Good vibes
Puff Daddy stands alone
by Franklin Soults
It's easy to hear why "I'll Be Missing You" has topped Billboard's
R&B and Hot 100 charts for eight weeks running, to become one of the
best-selling singles of the decade. A memorial to slain rapper Biggie Smalls
(a/k/a the Notorious B.I.G.), the song turns a horrible tragedy laden with
burning questions and bitter ironies into a neatly packaged homily on
brotherhood and endurance. Performed by the same man who made Biggie a star --
26-year-old entrepreneur, producer, and rapper Sean "Puffy" Combs (a/k/a Puff
Daddy) -- the hit coasts on the inescapable hook of the Police's 1983 hit
"Every Breath You Take" and a smooth rap that is neither vengeful toward
Biggie's unknown killers nor overly griefstricken at his passing. Puffy's just
grateful to have shared his friendship. The song is a demonstration of Puffy's
enduring love, and proof that he's strong enough to survive the loss and keep
moving on up. "Even though you're gone/We're still a team," he solemnly raps,
and then, with Biggie's former wife, Faith Evans, on background vocals,
"Through your family/I'll fulfill your dreams."
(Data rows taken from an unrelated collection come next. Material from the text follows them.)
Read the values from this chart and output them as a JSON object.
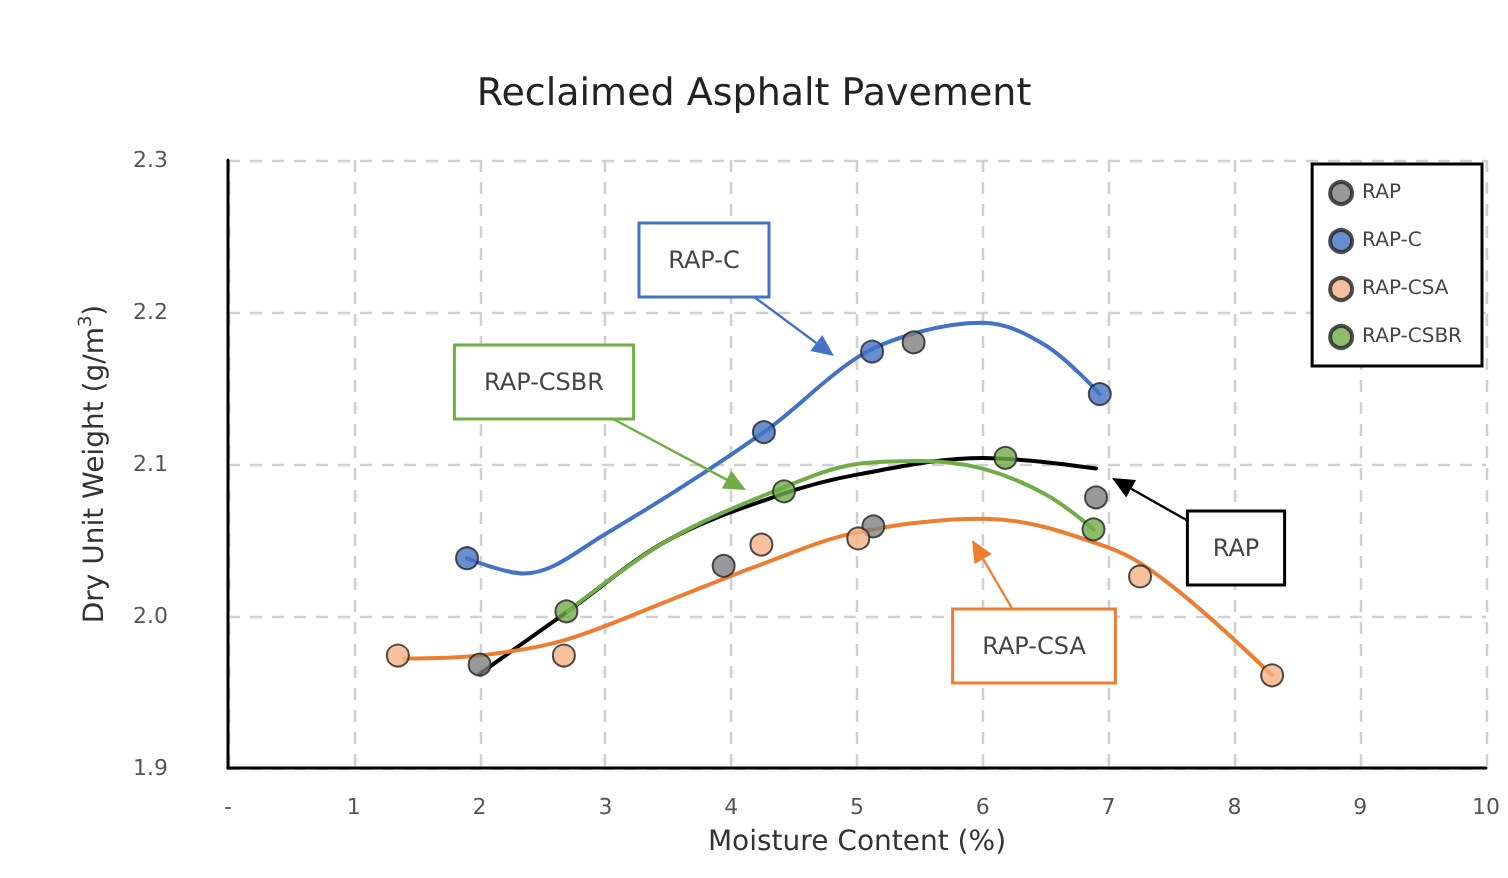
{
  "chart_data": {
    "type": "scatter",
    "title": "Reclaimed Asphalt Pavement",
    "xlabel": "Moisture Content (%)",
    "ylabel": "Dry Unit Weight (g/m$^{3}$)",
    "xlim": [
      0,
      10
    ],
    "xticks": [
      {
        "value": 0,
        "label": "-"
      },
      1,
      2,
      3,
      4,
      5,
      6,
      7,
      8,
      9,
      10
    ],
    "ylim": [
      1.9,
      2.3
    ],
    "yticks": [
      1.9,
      {
        "value": 2.0,
        "label": "2.0"
      },
      2.1,
      2.2,
      2.3
    ],
    "grid": true,
    "legend": "top right",
    "marker": "circle",
    "series": [
      {
        "name": "RAP",
        "color": "#7f7f7f",
        "x": [
          2.0,
          3.94,
          5.13,
          5.45,
          6.9
        ],
        "values": [
          1.968,
          2.033,
          2.059,
          2.18,
          2.078
        ]
      },
      {
        "name": "RAP-C",
        "color": "#4472c4",
        "x": [
          1.9,
          4.26,
          5.12,
          6.93
        ],
        "values": [
          2.038,
          2.121,
          2.174,
          2.146
        ]
      },
      {
        "name": "RAP-CSA",
        "color": "#f4b183",
        "x": [
          1.35,
          2.67,
          4.24,
          5.01,
          7.25,
          8.3
        ],
        "values": [
          1.974,
          1.974,
          2.047,
          2.051,
          2.026,
          1.961
        ]
      },
      {
        "name": "RAP-CSBR",
        "color": "#70ad47",
        "x": [
          2.69,
          4.42,
          6.18,
          6.88
        ],
        "values": [
          2.003,
          2.082,
          2.104,
          2.057
        ]
      },
      {
        "type": "line",
        "marker": "none",
        "color": "#000000",
        "x": [
          2.0,
          2.7,
          3.5,
          4.4,
          5.0,
          6.0,
          6.9
        ],
        "values": [
          1.962,
          2.003,
          2.05,
          2.08,
          2.093,
          2.104,
          2.097
        ]
      },
      {
        "type": "line",
        "marker": "none",
        "color": "#4472c4",
        "x": [
          1.9,
          2.35,
          3.0,
          4.26,
          5.0,
          5.5,
          6.0,
          6.5,
          6.93
        ],
        "values": [
          2.038,
          2.028,
          2.054,
          2.121,
          2.17,
          2.187,
          2.193,
          2.178,
          2.146
        ]
      },
      {
        "type": "line",
        "marker": "none",
        "color": "#ed7d31",
        "x": [
          1.4,
          2.0,
          2.67,
          3.5,
          4.24,
          5.0,
          6.0,
          7.0,
          7.5,
          8.3
        ],
        "values": [
          1.972,
          1.974,
          1.984,
          2.01,
          2.034,
          2.055,
          2.064,
          2.045,
          2.02,
          1.961
        ]
      },
      {
        "type": "line",
        "marker": "none",
        "color": "#70ad47",
        "x": [
          2.7,
          3.5,
          4.4,
          5.0,
          5.5,
          6.0,
          6.5,
          6.88
        ],
        "values": [
          2.003,
          2.05,
          2.084,
          2.1,
          2.102,
          2.097,
          2.08,
          2.057
        ]
      }
    ],
    "annotations": [
      "RAP-C",
      "RAP-CSBR",
      "RAP",
      "RAP-CSA"
    ]
  }
}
Puffy Combs's first solo album, No Way Out (Bad Boy/Arista), has now
arrived to seal that promise. As I write, it's poised to debut at the top of
both the pop and the R&B charts, making Puff Daddy, in the words of the
latest Rolling Stone cover story, "The New King of Hip-Hop."
Sort of. Even Puffy readily concedes that he isn't much of a rapper. "I don't
write the rhymes myself -- I co-write them," he admits in a press release, "I'm
not an MC. I'm a vibe giver." It's a perfect phrase to describe his specialty
of music-biz hustling and schmoozing. After organizing shows, scouting talent,
and whetting his hand at production, Combs started Bad Boy in 1993 and very
quickly proved his vibe-giving gift by signing fresh new performers like Craig
Mack and Faith Evans. It was his discovery of Biggie Smalls, though, that put
him on the map. With a voice as recognizable as Tupac Shakur's and rhyme skills
droller than Snoop Doggy Dogg's, Biggie was one of the decade's most original
stylists, and a near-surefire hit. Combs was often credited for his production
work behind his protégé, but it's doubtful his solid but largely
standard beats would have gone anywhere without Biggie heating things up on
top.
Now that Biggie is turning cold down below, No Way Out has the
monumental task of proving that "Puff Daddy & Family" can go it alone for
more than just a freak hit single at a time. To some extent, their efforts are
pretty convincing. Although the album was being prepared long before Biggie's
murder (he's even featured on several cuts), it shows Puffy and his production
crew coming into their own as beat makers.
Until now, Puffy had been constrained by his simple, old-school technique of
sampling one proven R&B hit per cut. His production on No Way Out
remains highly synthetic, but he's suddenly reaching all over the pop-music
spectrum for that synthesis, basing songs not only on standards like "The
Message" and "Don't Stop the Music" but on inspired oddities. An obscure
mock-salsa groove by the Ohio Players. A haunting orchestral refrain from
Peruvian jazzbo Yma Sumac. A classic MOR ballad by Diana Ross. Most unlikely of
all, the chorus from Lisa Stansfield's "All Around the World" married to the
beat from David Bowie's "Let's Dance."
This wide-ranging production suggests that Puff Daddy's true ambition isn't to
be just the "King of Hip-Hop" but a major figure in the world of pop. The
problem is, he's saddled with a hardcore rep that the new album does little to
repudiate. Combs may no longer need Biggie to carry his grooves, but without
Biggie, there's no one to alleviate the torpor of the standard hardcore subject
matter. The moments on the album that escape that weight -- like "Missing You,"
or the warm sex rap "Seorita" -- are anomalies; if anything, Biggie's
death has just raised the pitch of the gat-packed threats, the high-living
"playa" boasts, the "no-way-out" fatalism.
It's actually the range of Puffy's ambitions that highlights this shortcoming.
His head-bobbing hardcore pieces have their own kind of integrity, and there's
no denying his flair for strokes of pure pop. But between the two lies all the
pain and complexity of real life that his music has never come near, not even
in tribute to a fallen friend. To bridge that gap would require an independence
and an honesty that are simply beyond the pale of natural-born vibe givers.
Even -- or maybe especially -- one as smooth as Puffy Combs.